Roughly 60–80% of revenue comes through Amazon or another large retailer (Sephora, Chewy, Whole Foods, etc.), with 20–40% through DTC. Other physical retail enters the mix over time. As distribution expands, measurement complexity increases.

And then there’s the customer reality: 

People discover brands in one place and purchase in another. Paid social can drive Amazon sales. But Amazon ads also increase DTC traffic. Offline media lifts both. 

In all cases, attribution breaks down because it assumes a direct, one-to-one relationship between touch and conversion.

Teams end up optimizing for what is easiest to see rather than what is actually incremental.

The most common omnichannel allocation mistake

The number one mistake we see omnichannel retail brands make is allocating spend by purchase channel, instead of treating the business as an interconnected system.

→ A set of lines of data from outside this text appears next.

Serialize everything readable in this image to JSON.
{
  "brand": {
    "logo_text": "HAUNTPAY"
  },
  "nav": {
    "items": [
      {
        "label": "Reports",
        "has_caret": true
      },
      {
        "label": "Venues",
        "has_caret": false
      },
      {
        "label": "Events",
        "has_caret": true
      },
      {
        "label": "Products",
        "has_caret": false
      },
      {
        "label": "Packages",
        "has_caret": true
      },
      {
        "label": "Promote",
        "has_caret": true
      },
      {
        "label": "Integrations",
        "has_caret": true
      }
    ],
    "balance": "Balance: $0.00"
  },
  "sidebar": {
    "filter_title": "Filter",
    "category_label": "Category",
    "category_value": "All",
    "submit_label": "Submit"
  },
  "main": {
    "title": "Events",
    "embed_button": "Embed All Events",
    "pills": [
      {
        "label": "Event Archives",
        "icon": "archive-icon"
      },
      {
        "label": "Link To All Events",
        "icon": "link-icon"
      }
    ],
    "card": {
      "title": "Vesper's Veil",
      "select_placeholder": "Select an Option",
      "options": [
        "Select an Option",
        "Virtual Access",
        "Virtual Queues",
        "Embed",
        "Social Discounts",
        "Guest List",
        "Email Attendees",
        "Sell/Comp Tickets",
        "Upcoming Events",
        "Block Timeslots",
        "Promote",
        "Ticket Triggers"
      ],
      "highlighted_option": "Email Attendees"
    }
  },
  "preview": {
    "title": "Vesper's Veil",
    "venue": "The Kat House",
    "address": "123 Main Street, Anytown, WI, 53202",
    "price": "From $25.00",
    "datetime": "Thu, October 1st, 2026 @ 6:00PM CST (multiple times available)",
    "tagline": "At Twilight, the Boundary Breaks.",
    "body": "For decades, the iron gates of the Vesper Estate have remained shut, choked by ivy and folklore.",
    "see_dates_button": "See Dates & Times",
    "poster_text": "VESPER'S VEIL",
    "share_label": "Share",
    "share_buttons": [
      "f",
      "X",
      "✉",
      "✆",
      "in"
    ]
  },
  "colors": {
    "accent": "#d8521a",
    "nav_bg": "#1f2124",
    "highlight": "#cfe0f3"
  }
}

This shows up organizationally, too. One team owns DTC. Another owns retail. Each optimizes toward their own metrics and dashboards, and they arrive at different conclusions about what is working.

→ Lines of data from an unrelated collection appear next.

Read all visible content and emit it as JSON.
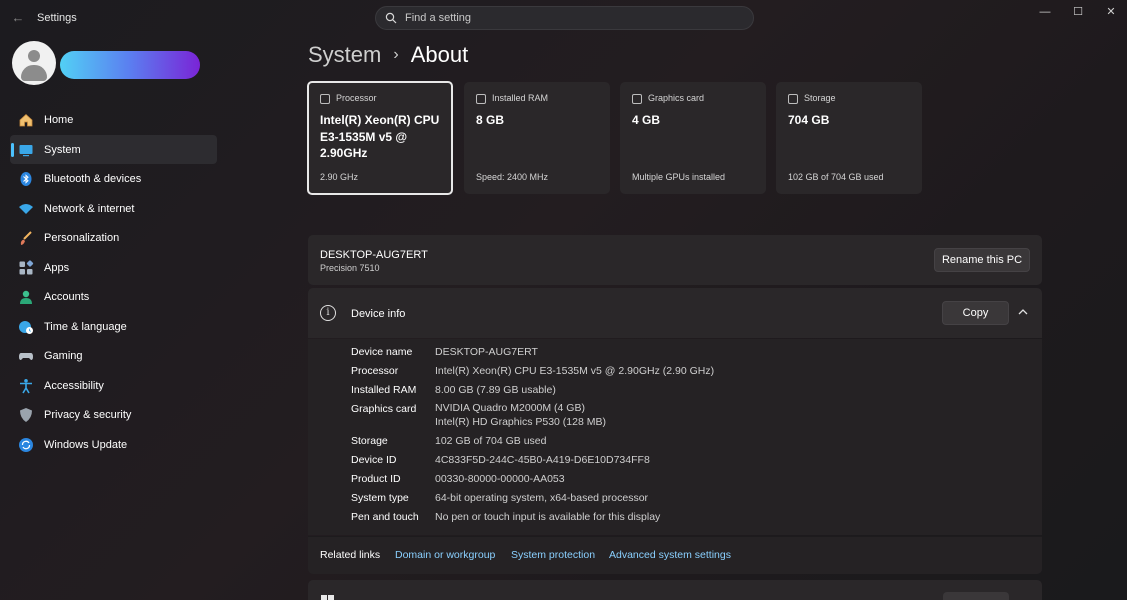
{
  "window": {
    "title": "Settings",
    "back_glyph": "←",
    "minimize_glyph": "—",
    "maximize_glyph": "☐",
    "close_glyph": "✕"
  },
  "search": {
    "placeholder": "Find a setting"
  },
  "sidebar": {
    "items": [
      {
        "label": "Home",
        "icon": "home-icon"
      },
      {
        "label": "System",
        "icon": "system-icon",
        "active": true
      },
      {
        "label": "Bluetooth & devices",
        "icon": "bluetooth-icon"
      },
      {
        "label": "Network & internet",
        "icon": "wifi-icon"
      },
      {
        "label": "Personalization",
        "icon": "brush-icon"
      },
      {
        "label": "Apps",
        "icon": "apps-icon"
      },
      {
        "label": "Accounts",
        "icon": "account-icon"
      },
      {
        "label": "Time & language",
        "icon": "globe-clock-icon"
      },
      {
        "label": "Gaming",
        "icon": "gamepad-icon"
      },
      {
        "label": "Accessibility",
        "icon": "accessibility-icon"
      },
      {
        "label": "Privacy & security",
        "icon": "shield-icon"
      },
      {
        "label": "Windows Update",
        "icon": "update-icon"
      }
    ]
  },
  "breadcrumb": {
    "parent": "System",
    "separator": "›",
    "current": "About"
  },
  "cards": [
    {
      "label": "Processor",
      "value": "Intel(R) Xeon(R) CPU E3-1535M v5 @ 2.90GHz",
      "sub": "2.90 GHz",
      "icon": "processor-icon"
    },
    {
      "label": "Installed RAM",
      "value": "8 GB",
      "sub": "Speed: 2400 MHz",
      "icon": "ram-icon"
    },
    {
      "label": "Graphics card",
      "value": "4 GB",
      "sub": "Multiple GPUs installed",
      "icon": "graphics-card-icon"
    },
    {
      "label": "Storage",
      "value": "704 GB",
      "sub": "102 GB of 704 GB used",
      "icon": "storage-icon"
    }
  ],
  "pc": {
    "name": "DESKTOP-AUG7ERT",
    "model": "Precision 7510",
    "rename_label": "Rename this PC"
  },
  "device_info": {
    "title": "Device info",
    "copy_label": "Copy",
    "specs": [
      {
        "label": "Device name",
        "value": "DESKTOP-AUG7ERT"
      },
      {
        "label": "Processor",
        "value": "Intel(R) Xeon(R) CPU E3-1535M v5 @ 2.90GHz (2.90 GHz)"
      },
      {
        "label": "Installed RAM",
        "value": "8.00 GB (7.89 GB usable)"
      },
      {
        "label": "Graphics card",
        "value": "NVIDIA Quadro M2000M (4 GB)",
        "value2": "Intel(R) HD Graphics P530 (128 MB)"
      },
      {
        "label": "Storage",
        "value": "102 GB of 704 GB used"
      },
      {
        "label": "Device ID",
        "value": "4C833F5D-244C-45B0-A419-D6E10D734FF8"
      },
      {
        "label": "Product ID",
        "value": "00330-80000-00000-AA053"
      },
      {
        "label": "System type",
        "value": "64-bit operating system, x64-based processor"
      },
      {
        "label": "Pen and touch",
        "value": "No pen or touch input is available for this display"
      }
    ]
  },
  "related": {
    "label": "Related links",
    "links": [
      "Domain or workgroup",
      "System protection",
      "Advanced system settings"
    ]
  },
  "colors": {
    "accent": "#4cc2ff",
    "link": "#8ad0ff",
    "user_gradient": [
      "#52d0f5",
      "#5b7ef0",
      "#7a24d6"
    ]
  }
}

Conversely, we see other omnichannel brands win because they understand causal spillovers, or when one marketing action drives results somewhere else. That’s what marketing mix modeling (MMM) and controlled experiments are designed to reveal.

A real example: When digital ads drove retail lift

One prestige makeup brand selling both DTC and Sephora wanted to understand how new video ads were contributing to growth.

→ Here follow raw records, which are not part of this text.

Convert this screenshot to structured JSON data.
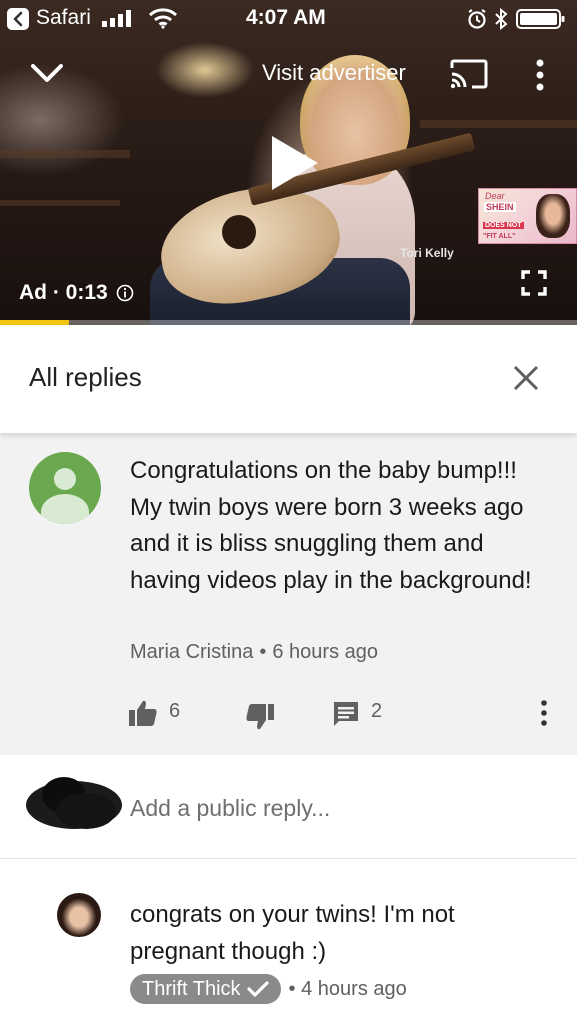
{
  "status_bar": {
    "back_app": "Safari",
    "time": "4:07 AM"
  },
  "video": {
    "visit_advertiser": "Visit advertiser",
    "ad_label": "Ad · 0:13",
    "progress_fraction": 0.12,
    "progress_color": "#f2c40f",
    "overlay_caption": "Tori Kelly",
    "ad_thumbnail": {
      "line1": "Dear",
      "line2": "SHEIN",
      "line3": "DOES NOT",
      "line4": "\"FIT ALL\""
    },
    "icons": [
      "chevron-down-icon",
      "cast-icon",
      "more-vert-icon",
      "play-icon",
      "info-icon",
      "fullscreen-icon"
    ]
  },
  "panel": {
    "title": "All replies"
  },
  "parent_comment": {
    "text": "Congratulations on the baby bump!!! My twin boys were born 3 weeks ago and it is bliss snuggling them and having videos play in the background!",
    "author": "Maria Cristina",
    "time": "6 hours ago",
    "likes": "6",
    "replies": "2",
    "avatar_color": "#6aa84f"
  },
  "add_reply": {
    "placeholder": "Add a public reply..."
  },
  "reply": {
    "text": "congrats on your twins! I'm not pregnant though :)",
    "author": "Thrift Thick",
    "time": "4 hours ago"
  }
}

They ran a three-cell experiment across states:

→ Five states increased TikTok spend.
→ Five states increased YouTube spend.
→ The remaining states served as a control.

When the team evaluated only DTC performance, neither channel appeared to work. However, when they looked at total sales across DTC and retail together, a different pattern emerged.

TikTok drove meaningful incremental lift. But its impact showed up primarily in retail locations rather than online. YouTube did not drive lift in this specific test, but the brand filed away their learnings to retest YouTube with new creative and different hypotheses down the line.

Had the team relied solely on DTC attribution, they would have concluded that the channel failed. Instead, they learned where demand was being created and how customers preferred to buy.

What the data revealed

Here’s a simplified version of how the results were reviewed:

Test Cell

Channel

Metric View

Incremental Lift

TikTok States

TikTok Ads

Total Sales (DTC + Retail)

+7%

TikTok States

TikTok Ads

DTC Only

0%

YouTube States

YouTube Ads

Total Sales

0%

When we do these tests, it isn’t about crediting DTC versus retail. It’s about understanding how channels interact with distribution and customer behavior.

How leading teams measure omnichannel impact

Strong omnichannel teams match measurement to how the business makes money, not how platforms report performance (AKA, grade their own homework).

Here’s a simple workflow to start:

  • Pick one primary outcome to anchor on, like total sales across Amazon and DTC.

  • Pull weekly spend and impression data across all major channels, even if it’s not perfectly clean.

  • Use MMM to understand which channels are driving the most impact.

  • Pressure-test the biggest bets with geo-based experiments, especially paid social and offline media.

  • Reallocate budget on a quarterly cadence using your test results and scenario planning, instead of platform dashboards.

This approach gives your whole marketing team a shared source of truth. We recommend avoiding siloed decisions and keeping the budget focused on what’s growing your business, not what looks good or bad in isolation.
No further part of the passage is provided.